If you list your house for sale on a Friday and receive five full-price offers before the weekend is over, most people will tell you that you set your bar too low in a competitive market.
It could be that the salary request was “at market”, but one natural reaction to having a salary request met without reluctance is that the candidate “left money on the table“. This feeling is often accompanied with some regrets, and some candidates wonder whether or not they can still negotiate even though they got what they wanted.
What to Do?
It is potentially a risky endeavor, but if you choose to negotiate an offer that met your request you’re going to need a reason. A common negotiation mistake inexperienced job seekers make is giving the appearance that they are negotiating just for the sake of negotiating, and employers that met your initial asking price will feel any new requests are not a good faith negotiation.
Did you uncover new information since setting your target number?
The most effective way to negotiate a matched request is to tie a counteroffer to new information learned after you provided the original number. This new information typically needs to be a detail that one couldn’t have reasonably expected to know at the time the desired salary was provided.
Some good examples of this include:
- Responsibility – Does the job have more responsibility than you initially would have assumed?
- Work/life balance – Are the expectations for hours in the office above what one would expect? Does the position require you to be “on call”?
- Benefits and perks – These are usually discussed later in the interview process or even after an offer is made, so it’s reasonable to assume that many job seekers will be asked for desired salary numbers well before they learn the value of the other pieces of the overall compensation package. The major variables impacting overall package value tend to be health insurance contribution, paid time-off, bonus, and stock.

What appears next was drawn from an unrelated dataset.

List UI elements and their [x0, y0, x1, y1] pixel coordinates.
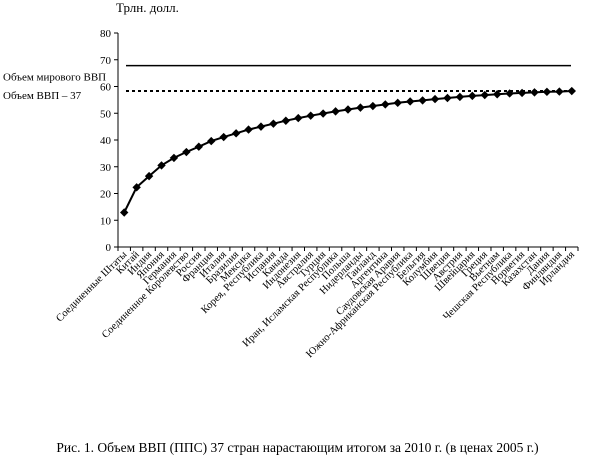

- Your own market value – Admitting that you underestimated your own market value it the least attractive option. A job seeker claiming this will be viewed as someone who was unprepared.
I would expect most instances where candidates submit counteroffers above their initial asking price relate to multiple offers from other employers. In highly competitive markets, above average candidates may expect offers that will include some from companies that pay their employees above market rate. Using other offers as a negotiation tool has become rather common in the industry, though some employers may not be willing to engage in renegotation if an initial request was matched.
It’s important to keep data on any salary numbers (historical and requested) provided during the hiring process and to be prepared with numbers handy in case you are asked. Keep in mind that companies traditionally want information on salary expectations before committing to interviews. The process of negotiating an offer above the listed expectation can be complex, but it’s not impossible given the proper circumstances.